Many RNA structures are composed of simple secondary structure elements linked by a few critical tertiary interactions. SHAPE chemistry has made interrogation of RNA dynamics at single-nucleotide resolution straightforward. However, de novo identification of nucleotides involved in tertiary interactions remains a challenge. Here we show that nucleotides that form noncanonical or tertiary contacts can be detected by comparing information obtained using two SHAPE reagents, N-Methylisatoic anhydride (NMIA) and 1-methyl-6-nitroisatoic anhydride (1M6). Nucleotides that react preferentially with NMIA exhibit slow local nucleotide dynamics and usually adopt the less common C2'-endo ribose conformation. Experiments and first-principles calculations show that 1M6 reacts preferentially with nucleotides in which one face of the nucleobase allows an unhindered stacking interaction with the reagent. Differential SHAPE reactivities were used to detect noncanonical and tertiary interactions in four RNAs with diverse structures and to identify preformed noncanonical interactions in partially folded RNAs. Differential SHAPE reactivity analysis will enable experimentally concise, large-scale identification of tertiary structure elements and ligand binding sites in complex RNAs and in diverse biological environments.
Synthesis and characterization of a fluorescent analogue of cyclic di-GMP
Biochemistry 2012 Jul 10;51(27):5443-53.PMID:22715917DOI:10.1021/bi3003617.

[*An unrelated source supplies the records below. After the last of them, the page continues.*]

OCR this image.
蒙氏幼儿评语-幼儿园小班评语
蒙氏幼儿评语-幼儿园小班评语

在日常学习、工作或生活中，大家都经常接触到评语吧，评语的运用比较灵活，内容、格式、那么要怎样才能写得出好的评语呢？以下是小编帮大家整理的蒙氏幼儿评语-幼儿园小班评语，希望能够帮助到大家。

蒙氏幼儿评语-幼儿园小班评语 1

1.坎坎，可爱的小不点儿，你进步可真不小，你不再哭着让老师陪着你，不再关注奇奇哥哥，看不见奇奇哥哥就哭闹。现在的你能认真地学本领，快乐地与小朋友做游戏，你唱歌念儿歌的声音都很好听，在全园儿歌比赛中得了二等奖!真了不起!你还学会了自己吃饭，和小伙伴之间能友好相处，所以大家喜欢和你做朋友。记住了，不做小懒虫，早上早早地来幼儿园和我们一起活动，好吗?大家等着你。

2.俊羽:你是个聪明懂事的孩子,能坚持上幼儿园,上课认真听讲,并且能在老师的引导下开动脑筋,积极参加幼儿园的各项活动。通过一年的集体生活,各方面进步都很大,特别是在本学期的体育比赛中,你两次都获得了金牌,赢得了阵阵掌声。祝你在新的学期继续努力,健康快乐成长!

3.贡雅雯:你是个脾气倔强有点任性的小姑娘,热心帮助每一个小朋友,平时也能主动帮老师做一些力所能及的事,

Cyclic di-GMP (c-di-GMP), a ubiquitous bacterial second messenger, has emerged as a key controller of several biological processes. Numbers of reports that deal with the mechanistic aspects of this second messenger have appeared in the literature. However, the lack of a reporter tag attached to the c-di-GMP at times limits the understanding of further details. In this study, we have chemically coupled N-Methylisatoic anhydride (MANT) with c-di-GMP, giving rise to Mant-(c-di-GMP) or MANT-CDG. We have characterized the chemical and physical properties and spectral behavior of MANT-CDG. The fluorescence of MANT-CDG is sensitive to changes in the microenvironment, which helped us study its interaction with three different c-di-GMP binding proteins (a diguanylate cyclase, a phosphodiesterase, and a PilZ domain-containing protein). In addition, we have shown here that MANT-CDG can inhibit diguanylate cyclase activity; however, it is hydrolyzed by c-di-GMP specific phosphodiesterase. Taken together, our data suggest that MANT-CDG behaves like native c-di-GMP, and this study raises the possibility that MANT-CDG will be a valuable research tool for the in vitro characterization of c-di-GMP signaling factors.